Tuesday, August 29, 2006

Happy Anniversary, suckers

NEW ORLEANS (AFP)--US President George W. Bush pretended to mourn Hurricane Katrina's victims and made an empty vow to do right by its survivors, one year after the killer storm devastated New Orleans, appalled the world, and forever dipped his presidency in shit.

Bush took "full responsibility" in a speech here for Washington's botched response to the public relations disaster, promised "we're addressing what went wrong with our spin control" and predicted that this festive city would someday be "louder, brasher and better, like Baghdad."

"This anniversary is not an end. And so I've come back to say that we will stand with the people of southern Louisiana and southern Mississippi until the job is done," he said, before flying to Crawford to continue his vacation.

Before he left, he also pleaded with those who have yet to return to New Orleans, saying: "The people of this city have a responsibility as well. I know you love New Orleans. And New Orleans needs you. She needs people coming home who will work cheap."

"I take full responsibility for the federal government's response," said Bush, who has drawn fierce criticism over the past year for his criminally incompetent handling of the storm and for waiting days to sober up and make his first post-Katrina visit here.

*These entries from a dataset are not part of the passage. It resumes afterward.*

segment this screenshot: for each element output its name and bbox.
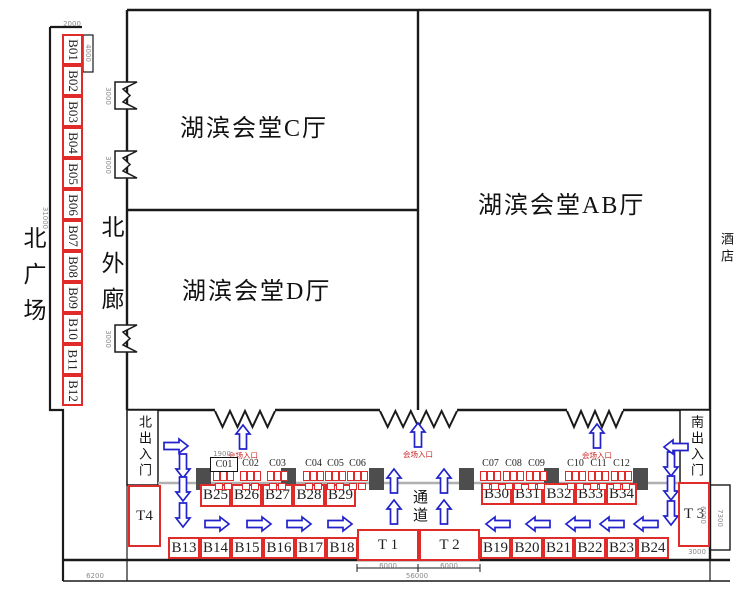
table-label: C06 <box>345 458 370 469</box>
booth-cell: B23 <box>606 537 637 559</box>
table-icon <box>213 471 234 490</box>
table-label: C03 <box>265 458 290 469</box>
table-icon <box>588 471 609 490</box>
hotel-label: 酒店 <box>717 232 736 266</box>
north-corridor-label: 北外廊 <box>93 215 127 323</box>
table-icon <box>325 471 346 490</box>
flow-arrow-up-icon <box>387 469 401 493</box>
booth-cell: B08 <box>62 251 83 282</box>
table-label: C12 <box>609 458 634 469</box>
floor-plan: 北广场 北外廊 湖滨会堂C厅 湖滨会堂D厅 湖滨会堂AB厅 酒店 北出入门 南出… <box>0 0 749 595</box>
flow-arrow-right-icon <box>205 517 229 531</box>
booth-cell-t2: T 2 <box>419 529 480 561</box>
table-icon <box>240 471 261 490</box>
dimension-label: 3000 <box>104 327 112 351</box>
double-door-icon <box>115 82 137 109</box>
dimension-label: 31000 <box>41 201 49 235</box>
booth-label: B10 <box>65 318 81 340</box>
flow-arrow-down-icon <box>664 452 678 476</box>
booth-cell: B21 <box>543 537 574 559</box>
flow-arrow-up-icon <box>437 469 451 493</box>
passage-label: 通道 <box>409 489 430 525</box>
flow-arrow-down-icon <box>664 501 678 525</box>
dimension-label: 2000 <box>60 20 84 28</box>
booth-label: B12 <box>65 380 81 402</box>
hall-ab-label: 湖滨会堂AB厅 <box>478 185 645 220</box>
booth-cell: B12 <box>62 375 83 406</box>
booth-cell: B11 <box>62 344 83 375</box>
dimension-label: 3000 <box>685 548 709 556</box>
dimension-label: 6200 <box>75 572 115 580</box>
booth-label: B03 <box>65 101 81 123</box>
table-label: C02 <box>238 458 263 469</box>
flow-arrow-left-icon <box>634 517 658 531</box>
flow-arrow-right-icon <box>287 517 311 531</box>
double-door-icon <box>115 325 137 352</box>
venue-entrance-label: 会场入口 <box>396 449 440 460</box>
booth-cell: B13 <box>168 537 200 559</box>
booth-cell: B01 <box>62 34 83 65</box>
booth-cell: B18 <box>326 537 358 559</box>
booth-cell: B09 <box>62 282 83 313</box>
flow-arrow-left-icon <box>600 517 624 531</box>
table-icon <box>267 471 288 490</box>
booth-label: B05 <box>65 163 81 185</box>
dimension-label: 6000 <box>699 503 707 527</box>
dimension-label: 7300 <box>716 506 724 530</box>
flow-arrow-up-icon <box>387 500 401 524</box>
booth-label: B06 <box>65 194 81 216</box>
table-label: C07 <box>478 458 503 469</box>
table-icon <box>347 471 368 490</box>
table-icon <box>526 471 547 490</box>
booth-cell: B14 <box>200 537 231 559</box>
booth-cell: B03 <box>62 96 83 127</box>
hall-d-label: 湖滨会堂D厅 <box>182 271 331 306</box>
dimension-label: 6000 <box>437 562 461 570</box>
accordion-door-icon <box>215 411 275 427</box>
booth-cell: B24 <box>637 537 669 559</box>
booth-cell: B22 <box>574 537 606 559</box>
booth-cell: B02 <box>62 65 83 96</box>
booth-label: B09 <box>65 287 81 309</box>
booth-label: B07 <box>65 225 81 247</box>
dimension-label: 6000 <box>376 562 400 570</box>
table-label: C09 <box>524 458 549 469</box>
table-label: C08 <box>501 458 526 469</box>
dimension-label: 1900 <box>210 450 234 458</box>
booth-cell: B05 <box>62 158 83 189</box>
flow-arrow-down-icon <box>176 477 190 501</box>
table-icon <box>303 471 324 490</box>
booth-cell-t1: T 1 <box>357 529 419 561</box>
table-icon <box>503 471 524 490</box>
booth-cell: B06 <box>62 189 83 220</box>
flow-arrow-left-icon <box>486 517 510 531</box>
flow-arrow-down-icon <box>664 476 678 500</box>
booth-label: B04 <box>65 132 81 154</box>
flow-arrow-left-icon <box>566 517 590 531</box>
table-label: C10 <box>563 458 588 469</box>
booth-cell: B17 <box>295 537 326 559</box>
double-door-icon <box>115 151 137 178</box>
table-icon <box>480 471 501 490</box>
booth-cell: B19 <box>480 537 511 559</box>
booth-cell: B04 <box>62 127 83 158</box>
table-label: C11 <box>586 458 611 469</box>
dimension-label: 3000 <box>104 84 112 108</box>
dimension-label: 56000 <box>397 572 437 580</box>
south-gate-label: 南出入门 <box>687 415 706 479</box>
booth-cell: B15 <box>231 537 263 559</box>
flow-arrow-down-icon <box>176 454 190 478</box>
flow-arrow-right-icon <box>247 517 271 531</box>
dimension-label: 3000 <box>104 153 112 177</box>
accordion-door-icon <box>567 411 623 427</box>
flow-arrow-down-icon <box>176 503 190 527</box>
table-icon <box>611 471 632 490</box>
dimension-label: 4000 <box>84 41 92 65</box>
table-label-boxed: C01 <box>210 457 238 472</box>
flow-arrow-up-icon <box>411 423 425 447</box>
booth-cell: B07 <box>62 220 83 251</box>
booth-label: B02 <box>65 70 81 92</box>
flow-arrow-up-icon <box>236 425 250 449</box>
booth-cell: B10 <box>62 313 83 344</box>
north-plaza-label: 北广场 <box>15 226 49 334</box>
booth-cell: B16 <box>263 537 295 559</box>
pillar-icon <box>369 468 384 490</box>
booth-label: B11 <box>65 349 81 370</box>
flow-arrow-left-icon <box>526 517 550 531</box>
north-gate-label: 北出入门 <box>135 415 154 479</box>
hall-c-label: 湖滨会堂C厅 <box>180 108 328 143</box>
flow-arrow-right-icon <box>328 517 352 531</box>
booth-cell: B20 <box>511 537 543 559</box>
table-icon <box>565 471 586 490</box>
flow-arrow-right-icon <box>164 439 188 453</box>
booth-label: B01 <box>65 39 81 61</box>
booth-label: B08 <box>65 256 81 278</box>
booth-cell-t4: T4 <box>128 485 161 547</box>
flow-arrow-up-icon <box>437 500 451 524</box>
pillar-icon <box>459 468 474 490</box>
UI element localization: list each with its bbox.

The president, who ran for office in 2000 as a "compassionate conservative" eager to exploit social ills like poverty and lackluster education, acknowledged that the city faced huge obstacles like violent crime and a lack of basic services such as hospitals and supermarkets regardless of a massive application of federal funds to Bush Family associates.

The city known as the Big Easy sidestepped the worst of Katrina's winds when the hurricane ravaged the Gulf Coast on August 29, 2005. But the violent storm surge smashed levees and floods swallowed 80 percent of the city, reaching depths of 20 feet in some areas. The bulk of the storm's more than 1,500 deaths were in those flooded neighborhoods, and no one could have anticipated any of it.

Bush's approval ratings, already tanking under the weight of the illegal war of conquest in Iraq and worries that the economy is ready to take a major dump, sank into Mel Gibson territory after the unbelievably incompetent government response to Katrina, and have failed to recover.

White House officials have sought to counter criticisms of the reconstruction shellgame, saying that Washington appropriated 110 billion dollars and it's up to state and local governments to decide how best to spend it. Just 44 billion dollars have been spent thus far, mostly in up-front no-bid payments to friends of the Bush Family.

Before attending a somber memorial service at Saint Louis Cathedral, Bush took his motorcade down Canal Street, still blighted by boarded-up storefronts and shattered windows, to Betsy's House of Pancakes.

As he squeezed past tables, waitress Joyce Labruzzo jokingly asked him: "Mister President, are you going to turn your back on me?"

"No, ma'am," Bush said, with a nervous laugh and an awkward pause. "Not again."

Secret service agents neutralized the threat with alarming efficiency.